Dr Blum had access to all of the data collected in the study and performed the statistical analysis reported in the article. All authors had full access to all of the data (including statistical reports and tables) in the study and can take responsibility for the integrity of the data and the accuracy of the data analysis. All authors contributed to the content of the manuscript, the design and conduct of the study, the analysis and interpretation of the data, and the preparation of the manuscript. Dr Blum had final responsibility for the decision to submit the manuscript for publication.
FINANCIAL DISCLOSURE: The authors have indicated they have no financial relationships relevant to this article to disclose.
FUNDING: This project was not directly supported by any external grants or funds. Dr Blum was supported through a National Research Service Award from the Health Resources & Administration at Mount Sinai School of Medicine (T32HP10262). He currently is an American Association for the Advancement of Sciences fellow in the Office of Behavioral and Social Sciences Research at the National Institutes of Health.

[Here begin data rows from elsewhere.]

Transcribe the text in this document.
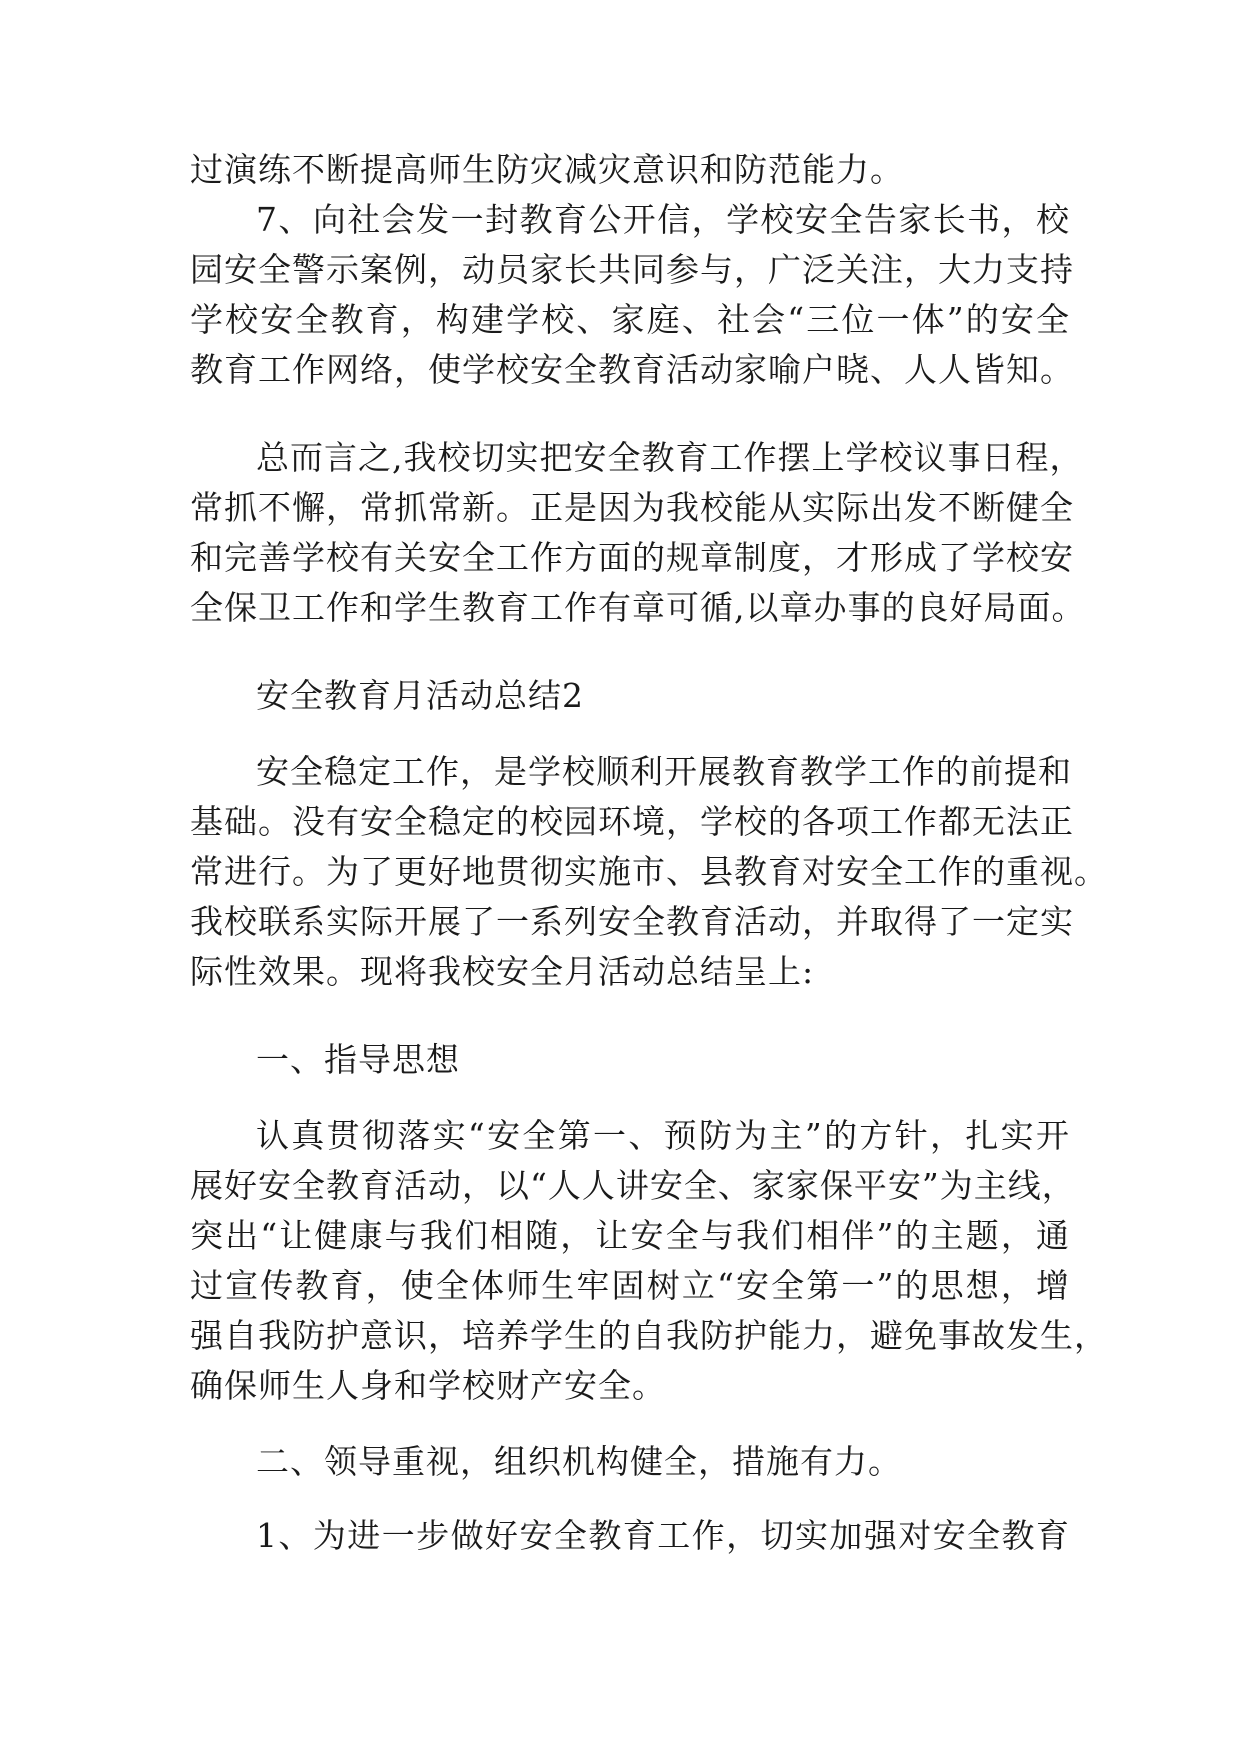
过演练不断提高师生防灾减灾意识和防范能力。
7、向社会发一封教育公开信，学校安全告家长书，校
园安全警示案例，动员家长共同参与，广泛关注，大力支持
学校安全教育，构建学校、家庭、社会“三位一体”的安全
教育工作网络，使学校安全教育活动家喻户晓、人人皆知。
总而言之,我校切实把安全教育工作摆上学校议事日程，
常抓不懈，常抓常新。正是因为我校能从实际出发不断健全
和完善学校有关安全工作方面的规章制度，才形成了学校安
全保卫工作和学生教育工作有章可循,以章办事的良好局面。
安全教育月活动总结2
安全稳定工作，是学校顺利开展教育教学工作的前提和
基础。没有安全稳定的校园环境，学校的各项工作都无法正
常进行。为了更好地贯彻实施市、县教育对安全工作的重视。
我校联系实际开展了一系列安全教育活动，并取得了一定实
际性效果。现将我校安全月活动总结呈上:
一、指导思想
认真贯彻落实“安全第一、预防为主”的方针，扎实开
展好安全教育活动，以“人人讲安全、家家保平安”为主线，
突出“让健康与我们相随，让安全与我们相伴”的主题，通
过宣传教育，使全体师生牢固树立“安全第一”的思想，增
强自我防护意识，培养学生的自我防护能力，避免事故发生，
确保师生人身和学校财产安全。
二、领导重视，组织机构健全，措施有力。
1、为进一步做好安全教育工作，切实加强对安全教育
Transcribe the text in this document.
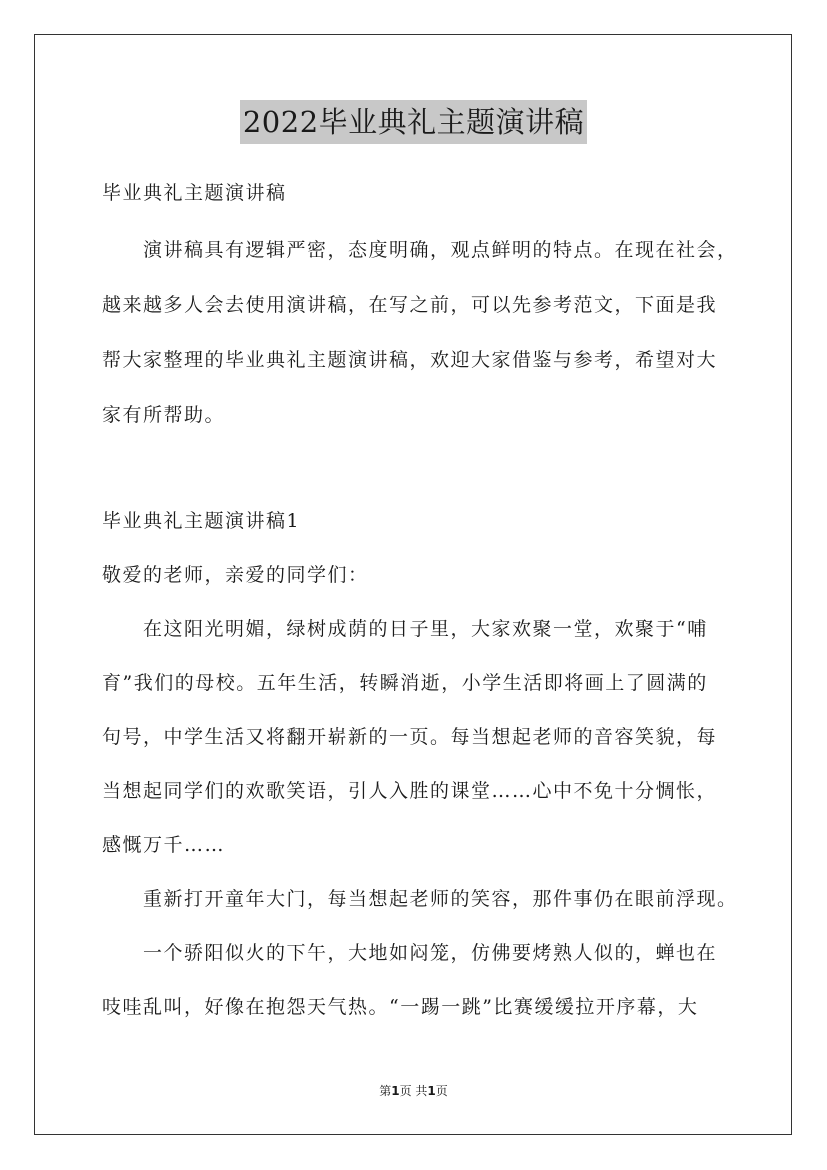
2022毕业典礼主题演讲稿
毕业典礼主题演讲稿
演讲稿具有逻辑严密，态度明确，观点鲜明的特点。在现在社会，
越来越多人会去使用演讲稿，在写之前，可以先参考范文，下面是我
帮大家整理的毕业典礼主题演讲稿，欢迎大家借鉴与参考，希望对大
家有所帮助。
毕业典礼主题演讲稿1
敬爱的老师，亲爱的同学们：
在这阳光明媚，绿树成荫的日子里，大家欢聚一堂，欢聚于“哺
育”我们的母校。五年生活，转瞬消逝，小学生活即将画上了圆满的
句号，中学生活又将翻开崭新的一页。每当想起老师的音容笑貌，每
当想起同学们的欢歌笑语，引人入胜的课堂……心中不免十分惆怅，
感慨万千……
重新打开童年大门，每当想起老师的笑容，那件事仍在眼前浮现。
一个骄阳似火的下午，大地如闷笼，仿佛要烤熟人似的，蝉也在
吱哇乱叫，好像在抱怨天气热。“一踢一跳”比赛缓缓拉开序幕，大
第1页 共1页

Dr Ross is currently supported by the National Institute on Aging (K08AG032886) and the American Federation of Aging Research through the Paul B. Beeson Career Development Award Program. Dr Ross receives financial support from the FAIR Health, Inc Scientific Advisory Board. Dr Blum was a paid consultant to the Committee of Interns and Residents of the Service Employees International Union (CIR/SEIU). No sponsor had any role in the design or conduct of the study; collection, management, analysis, or interpretation of the data; or preparation, review, or approval of the manuscript. The authors report no conflicts of interest.